Daisy Meyer’s Party Girl, screening in Alamo Drafthouse’s Cherry Bomb series, is pure inflection. The film’s vague gestures toward plot — a friend’s DJ career, threat of eviction, budding romance with a falafel vendor — are mere structural support for its snapshot of 1995 downtown New York.

This was lost on critics, who disparaged the film’s club scenes and library specifics as distractions from a weak story. But style is the substance here, and Party Girl’s attention to detail is what made it a cult classic. Lady Bunny frets over a lost earring on the stairs, coworkers snip over grad programs, and white upstarts “sticking toothpicks in falafel” successfully rebrand it to future gentrifiers. Most importantly, the film’s sound designer was New York nightlife fixture Bill Coleman, who put together an amazing soundtrack for a movie where music isn’t the main focus (the inverse of films about DJs that aren’t documentaries).
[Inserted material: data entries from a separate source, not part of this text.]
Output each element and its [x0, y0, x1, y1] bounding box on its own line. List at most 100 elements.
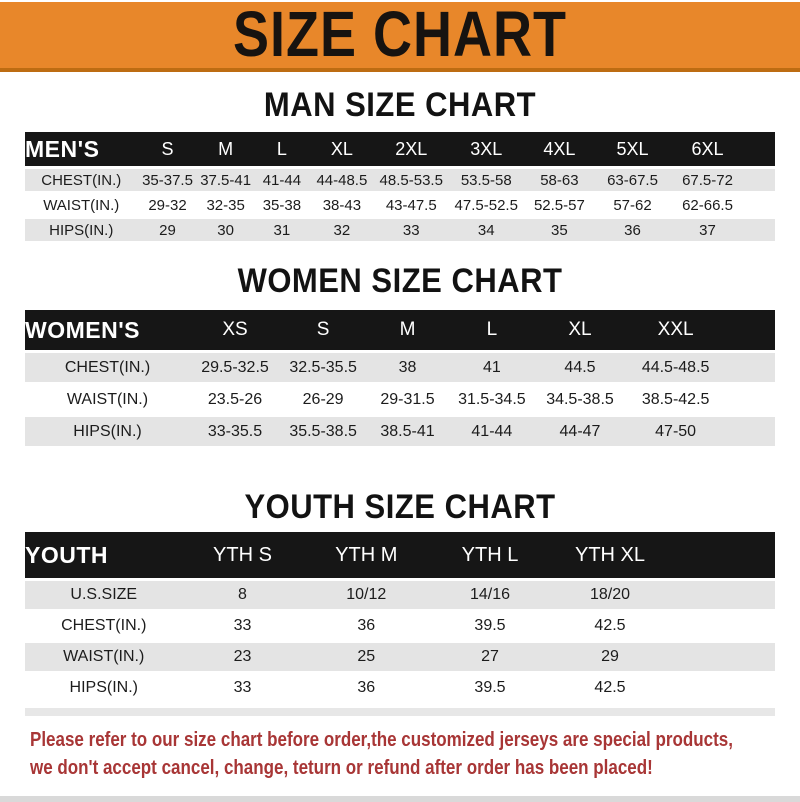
women-table-row: WAIST(IN.) 23.5-26 26-29 29-31.5 31.5-34.5 34… — [25, 385, 775, 414]
size-value-cell: 23 — [182, 643, 303, 671]
size-value-cell: 39.5 — [430, 674, 550, 702]
men-header-row: MEN'S S M L XL 2XL 3XL 4XL 5XL 6XL — [25, 132, 775, 166]
size-value-cell: 36 — [595, 219, 670, 241]
men-column-header: 6XL — [670, 132, 745, 166]
men-header-spacer — [745, 132, 775, 166]
women-table-row: HIPS(IN.) 33-35.5 35.5-38.5 38.5-41 41-44 44-… — [25, 417, 775, 446]
size-value-cell: 10/12 — [302, 581, 430, 609]
youth-header-spacer — [670, 532, 775, 578]
disclaimer-line-1: Please refer to our size chart before or… — [30, 729, 733, 751]
size-value-cell: 29-32 — [137, 194, 198, 216]
men-column-header: 2XL — [373, 132, 449, 166]
row-spacer — [726, 417, 775, 446]
men-column-header: M — [197, 132, 254, 166]
youth-table-row: CHEST(IN.) 33 36 39.5 42.5 — [25, 612, 775, 640]
row-label: WAIST(IN.) — [25, 194, 138, 216]
women-table-row: CHEST(IN.) 29.5-32.5 32.5-35.5 38 41 44.5 44.5… — [25, 353, 775, 382]
women-column-header: XXL — [625, 310, 727, 350]
men-size-table: MEN'S S M L XL 2XL 3XL 4XL 5XL 6XL CHEST(IN.) 35-37… — [25, 129, 775, 244]
size-value-cell: 26-29 — [280, 385, 367, 414]
women-column-header: L — [448, 310, 535, 350]
size-value-cell: 27 — [430, 643, 550, 671]
size-value-cell: 31.5-34.5 — [448, 385, 535, 414]
size-value-cell: 38.5-42.5 — [625, 385, 727, 414]
row-label: HIPS(IN.) — [25, 674, 183, 702]
men-table-row: CHEST(IN.) 35-37.5 37.5-41 41-44 44-48.5 48.5… — [25, 169, 775, 191]
size-value-cell: 30 — [197, 219, 254, 241]
size-value-cell: 43-47.5 — [373, 194, 449, 216]
youth-table-row: WAIST(IN.) 23 25 27 29 — [25, 643, 775, 671]
size-value-cell: 29 — [550, 643, 670, 671]
size-value-cell: 41-44 — [448, 417, 535, 446]
size-value-cell: 44-47 — [535, 417, 625, 446]
size-value-cell: 29 — [137, 219, 198, 241]
size-value-cell: 44.5-48.5 — [625, 353, 727, 382]
row-spacer — [726, 385, 775, 414]
size-value-cell: 39.5 — [430, 612, 550, 640]
size-value-cell: 32 — [310, 219, 374, 241]
size-value-cell: 29.5-32.5 — [190, 353, 280, 382]
size-tables-container: MAN SIZE CHART MEN'S S M L XL 2XL 3XL 4XL 5XL 6XL C… — [0, 84, 800, 705]
row-label: CHEST(IN.) — [25, 353, 190, 382]
row-label: WAIST(IN.) — [25, 385, 190, 414]
size-value-cell: 8 — [182, 581, 303, 609]
size-value-cell: 29-31.5 — [366, 385, 449, 414]
men-table-row: WAIST(IN.) 29-32 32-35 35-38 38-43 43-47.5 47.… — [25, 194, 775, 216]
section-heading-women: WOMEN SIZE CHART — [237, 260, 563, 301]
women-column-header: XL — [535, 310, 625, 350]
men-table-label: MEN'S — [25, 132, 138, 166]
size-value-cell: 67.5-72 — [670, 169, 745, 191]
row-label: HIPS(IN.) — [25, 219, 138, 241]
row-spacer — [726, 353, 775, 382]
men-column-header: 4XL — [523, 132, 595, 166]
size-value-cell: 57-62 — [595, 194, 670, 216]
size-value-cell: 41 — [448, 353, 535, 382]
size-value-cell: 25 — [302, 643, 430, 671]
size-value-cell: 37.5-41 — [197, 169, 254, 191]
youth-table-bottom-strip — [25, 708, 775, 716]
size-value-cell: 35-38 — [253, 194, 310, 216]
men-column-header: S — [137, 132, 198, 166]
size-value-cell: 48.5-53.5 — [373, 169, 449, 191]
row-label: CHEST(IN.) — [25, 612, 183, 640]
youth-column-header: YTH S — [182, 532, 303, 578]
size-value-cell: 35-37.5 — [137, 169, 198, 191]
section-heading-youth: YOUTH SIZE CHART — [244, 486, 556, 527]
size-chart-banner: SIZE CHART — [0, 0, 800, 72]
youth-column-header: YTH M — [302, 532, 430, 578]
row-spacer — [745, 169, 775, 191]
row-spacer — [745, 219, 775, 241]
row-spacer — [670, 581, 775, 609]
women-column-header: M — [366, 310, 449, 350]
size-value-cell: 38.5-41 — [366, 417, 449, 446]
size-value-cell: 36 — [302, 612, 430, 640]
size-value-cell: 62-66.5 — [670, 194, 745, 216]
size-value-cell: 52.5-57 — [523, 194, 595, 216]
size-value-cell: 34.5-38.5 — [535, 385, 625, 414]
row-label: WAIST(IN.) — [25, 643, 183, 671]
section-heading-men: MAN SIZE CHART — [263, 84, 537, 125]
size-value-cell: 38 — [366, 353, 449, 382]
size-value-cell: 38-43 — [310, 194, 374, 216]
size-value-cell: 18/20 — [550, 581, 670, 609]
youth-table-row: U.S.SIZE 8 10/12 14/16 18/20 — [25, 581, 775, 609]
women-table-label: WOMEN'S — [25, 310, 190, 350]
size-value-cell: 34 — [448, 219, 524, 241]
women-header-row: WOMEN'S XS S M L XL XXL — [25, 310, 775, 350]
size-value-cell: 36 — [302, 674, 430, 702]
youth-column-header: YTH L — [430, 532, 550, 578]
size-value-cell: 44.5 — [535, 353, 625, 382]
size-value-cell: 41-44 — [253, 169, 310, 191]
size-value-cell: 58-63 — [523, 169, 595, 191]
youth-size-table: YOUTH YTH S YTH M YTH L YTH XL U.S.SIZE 8 10/12… — [25, 529, 775, 705]
size-value-cell: 42.5 — [550, 674, 670, 702]
size-value-cell: 14/16 — [430, 581, 550, 609]
size-chart-title: SIZE CHART — [233, 0, 567, 71]
size-value-cell: 23.5-26 — [190, 385, 280, 414]
row-label: U.S.SIZE — [25, 581, 183, 609]
size-value-cell: 32-35 — [197, 194, 254, 216]
size-value-cell: 47-50 — [625, 417, 727, 446]
size-value-cell: 47.5-52.5 — [448, 194, 524, 216]
youth-table-label: YOUTH — [25, 532, 183, 578]
row-spacer — [745, 194, 775, 216]
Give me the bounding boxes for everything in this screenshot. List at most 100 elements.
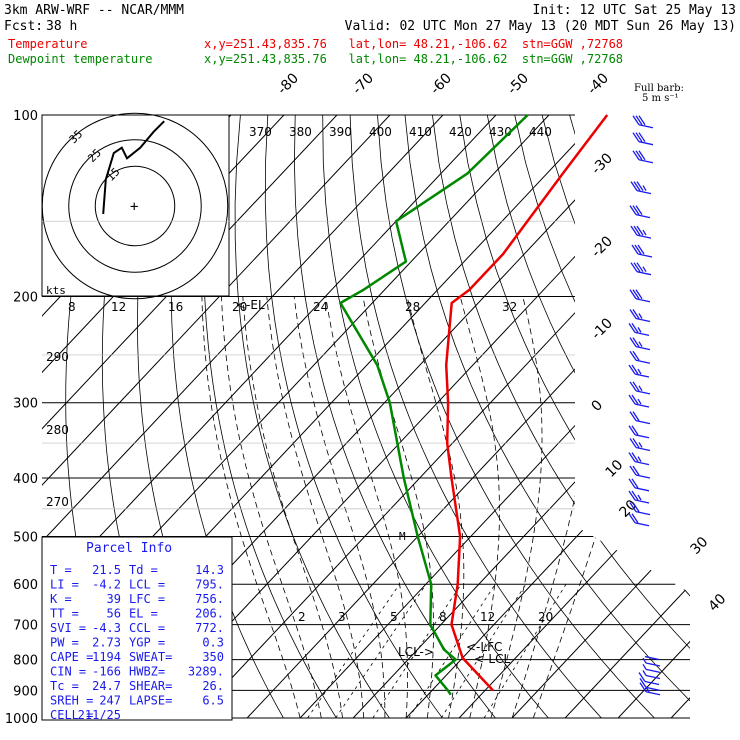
parcel-key: SWEAT= [129, 650, 172, 664]
mixing-label-top: 12 [111, 300, 126, 314]
parcel-key: EL = [129, 607, 158, 621]
dry-adiabat [569, 115, 690, 718]
mixing-label-top: 24 [313, 300, 328, 314]
el-marker: <-EL [236, 298, 265, 312]
pressure-label-200: 200 [13, 291, 38, 306]
parcel-value: 39 [107, 592, 121, 606]
parcel-value: 14.3 [195, 563, 224, 577]
parcel-key: CAPE = [50, 650, 93, 664]
parcel-key: T = [50, 563, 72, 577]
model-title: 3km ARW-WRF -- NCAR/MMM [4, 3, 185, 18]
moist-adiabat [511, 296, 594, 718]
dry-adiabat [349, 115, 602, 718]
parcel-value: -166 [92, 665, 121, 679]
dry-adiabat [707, 115, 740, 718]
isotherm-line [511, 115, 690, 718]
parcel-key: TT = [50, 607, 79, 621]
temperature-trace [444, 114, 609, 692]
wind-barb [629, 289, 651, 303]
wind-barb [628, 513, 650, 527]
isotherm-line [405, 115, 690, 718]
pressure-label-1000: 1000 [5, 712, 38, 727]
wind-barb [629, 337, 651, 351]
wind-barb [630, 262, 652, 276]
parcel-value: 3289. [188, 665, 224, 679]
parcel-value: 206. [195, 607, 224, 621]
temp-label-0: 0 [589, 397, 607, 415]
wind-barb [642, 657, 661, 667]
parcel-info-box [41, 536, 233, 721]
wind-barb [629, 309, 651, 323]
isotherm-line [42, 115, 338, 718]
lcl-marker: <-LCL [474, 652, 510, 666]
wind-barb [638, 672, 660, 686]
mixing-label-top: 20 [232, 300, 247, 314]
mixing-ratio-line [440, 583, 527, 718]
parcel-key: CCL = [129, 621, 165, 635]
parcel-value: 6.5 [202, 694, 224, 708]
hodograph-units: kts [46, 284, 66, 297]
temp-label--80: -80 [275, 70, 302, 97]
temp-label--40: -40 [585, 70, 612, 97]
theta-side-label: 290 [46, 350, 69, 364]
isotherm-line [670, 115, 690, 718]
mixing-label-low: 2 [298, 610, 306, 624]
dry-adiabat [486, 115, 690, 718]
wind-barb [628, 394, 650, 408]
hodograph-ring [94, 165, 176, 247]
parcel-value: 26. [202, 679, 224, 693]
lcl-left-marker: LCL-> [398, 645, 434, 659]
dry-adiabat [234, 115, 390, 718]
theta-label-440: 440 [529, 125, 552, 139]
wind-barb [628, 364, 650, 378]
parcel-key: LFC = [129, 592, 165, 606]
parcel-value: 56 [107, 607, 121, 621]
mixing-ratio-line [372, 583, 462, 718]
wind-barb [629, 465, 651, 479]
mixing-ratio-line [408, 583, 496, 718]
parcel-value: 21.5 [92, 563, 121, 577]
hodograph-center-mark: + [130, 199, 138, 215]
dry-adiabat [514, 115, 690, 718]
parcel-value: -4.2 [92, 578, 121, 592]
dry-adiabat [678, 115, 690, 718]
isotherm-line [458, 115, 690, 718]
parcel-key: PW = [50, 636, 79, 650]
wind-legend-value: 5 m s⁻¹ [642, 93, 679, 104]
parcel-value: 350 [202, 650, 224, 664]
dry-adiabat [459, 115, 690, 718]
wind-barb [628, 425, 650, 439]
wind-barb [630, 181, 652, 195]
parcel-key: HWBZ= [129, 665, 165, 679]
dry-adiabat [541, 115, 690, 718]
temp-label-30: 30 [688, 534, 712, 558]
wind-barb [629, 205, 651, 219]
theta-label-420: 420 [449, 125, 472, 139]
wind-barb [639, 682, 661, 696]
wind-barb [628, 478, 650, 492]
dry-adiabat [624, 115, 690, 718]
parcel-key: SHEAR= [129, 679, 172, 693]
wind-barb [629, 350, 651, 364]
temp-label--50: -50 [505, 70, 532, 97]
parcel-value: 247 [99, 694, 121, 708]
mixing-label-low: 3 [338, 610, 346, 624]
wind-barb [632, 150, 654, 164]
mixing-label-top: 28 [405, 300, 420, 314]
parcel-key: K = [50, 592, 72, 606]
pressure-label-400: 400 [13, 472, 38, 487]
temperature-legend-info: x,y=251.43,835.76 lat,lon= 48.21,-106.62… [204, 37, 624, 51]
wind-barb [642, 670, 661, 680]
dry-adiabat [734, 115, 740, 718]
theta-label-380: 380 [289, 125, 312, 139]
moist-adiabat [459, 296, 500, 718]
lfc-marker: <-LFC [466, 640, 502, 654]
wind-legend-title: Full barb: [634, 83, 684, 94]
mixing-label-top: 32 [502, 300, 517, 314]
hodograph-ring [68, 139, 202, 273]
pressure-label-300: 300 [13, 397, 38, 412]
fcst-label: Fcst: [4, 19, 44, 34]
mixing-label-top: 8 [68, 300, 76, 314]
theta-label-370: 370 [249, 125, 272, 139]
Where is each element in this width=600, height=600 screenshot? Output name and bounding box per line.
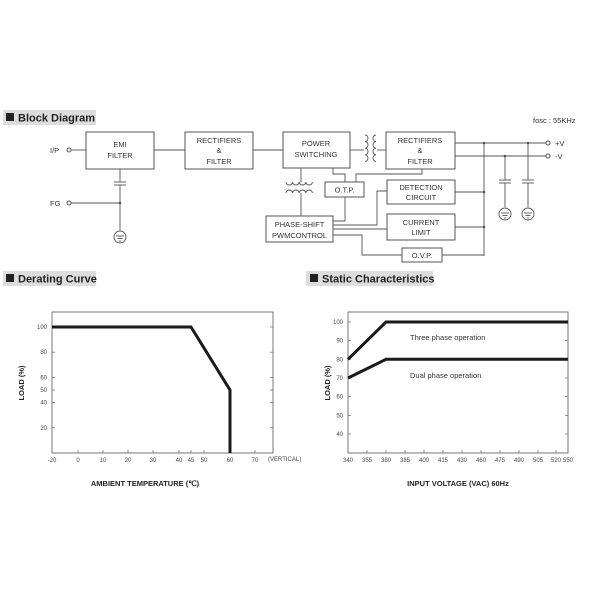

Party Girl hearkens back to a time when making the scene was life (unlike today, where it’s but one step in larger personal branding schemes). Youths will enjoy fascinating glimpses of analogue history like pulling crates, card catalogues, and dialing a number — from memory — on a rotary phone.

The last feat’s performed by Mary (Parker Posey), a fashionable scenester with that specific 23-year-old blend of confidence, self-absorption, impatience and doubt, filtered through Posey’s kitschy bravado. What’s up? The rent, and it’s too high. After getting arrested throwing a house party to avoid eviction, Mary needs a job and a focus. Her godmother Judy (Meyer’s mom Sasha von Scherler, convincingly radiating a civil servant’s frustration) could hook her up, but libraries are so demode and Judy thinks, not incorrectly, Mary’s too flaky.

Swanning down Lafayette street in 90s high fashion and breezily flitting through clubs, Posey’s screwball comedienne energy carries the film. The most 90s touch of all is Mary ultimately swapping influencer status to accrue student debt, two generations ahead of her own good.